Credit decisions and line of credit

Credit–Scoring Systems

Quantitative approaches have been developed to estimate the ability of businesses to service credit granted to them; however, the final decision for most companies extending trade credit (credit granted from one business to another) rests on the credit analyst’s judgment in evaluating available information. Strictly numerical evaluation have been successful in determining the granting of credit to retail customers (consumer credit), where various characteristics of an individual are quantitatively rated and a credit decision is made on the basis of the total score. The plastic credit cards many of us hold are often given out on the basis of credit scoring system in which such things as occupation, duration of employment, home ownership, years of residence, and annual income are taken into account. Numerical rating systems are also being used by some companies extending trade credit. With the overall growth of trade credit, a number of companies are finding it worthwhile to use numerical credit scoring systems to identify clearly unacceptable and acceptable applicants. Credit analysts can then devote their energies to evaluating marginal applicants.

Credit Decision and Line of Credit

Once the credit analysts has marshaled the necessary evidence and analyzed it, a decision must be reached about the disposition of the account. In an initial sale, the first decision to be made is whether or not to ship the goods and extend credit. If repeat sales are likely, the company will probably want to establish procedures so that it does not have to fully evaluate the extension of credit each time an order is received. One means of streaming the procedure is to establish a line of credit for an account. A line of credit is a maximum limit on the amount the firm will permit to be owed at any time. In essence, it represents the maximum risk exposure that the firm will allow to undergo for an account. The establishment of a credit line streamlines the procedure for shipping goods, but the line must be reevaluated on a regular basis to keep abreast of developments in the account. What was a satisfactory risk exposure today may be more or less satisfactory a year from today. Despite comprehensive credit procedures there will always be special cases that must be dealt with individually. Here a firm can streamline the operation by defining responsibilities clearly.

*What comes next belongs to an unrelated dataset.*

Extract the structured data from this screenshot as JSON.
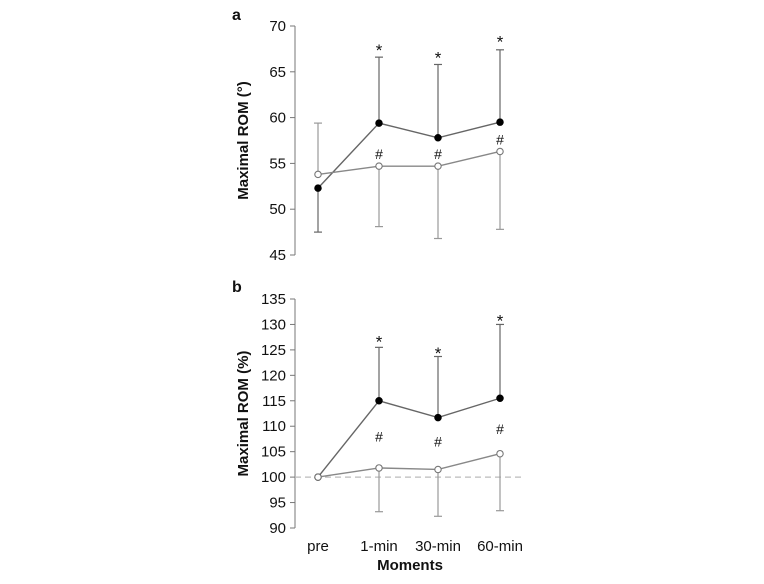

Outsourcing Credit and Collections

The entire credit/collection function can be outsourced (i.e. subcontracted to an outside firm). A number of third-party companies offer complete or partial services to corporations. Credit scoring system, together with other information, are used in deciding whether credit will be granted. Ledger accounts are maintained, payments processed, and collection efforts on tardy accounts are initiated. As with the outsourcing of any business function, it often comes down to a question of core competence. Where such internal competency does not exist or is inefficient, the decision even for large companies may be to buy the service on the outside. For small and medium-sized companies, credit and collections may simply prove too costly to do on one’s own.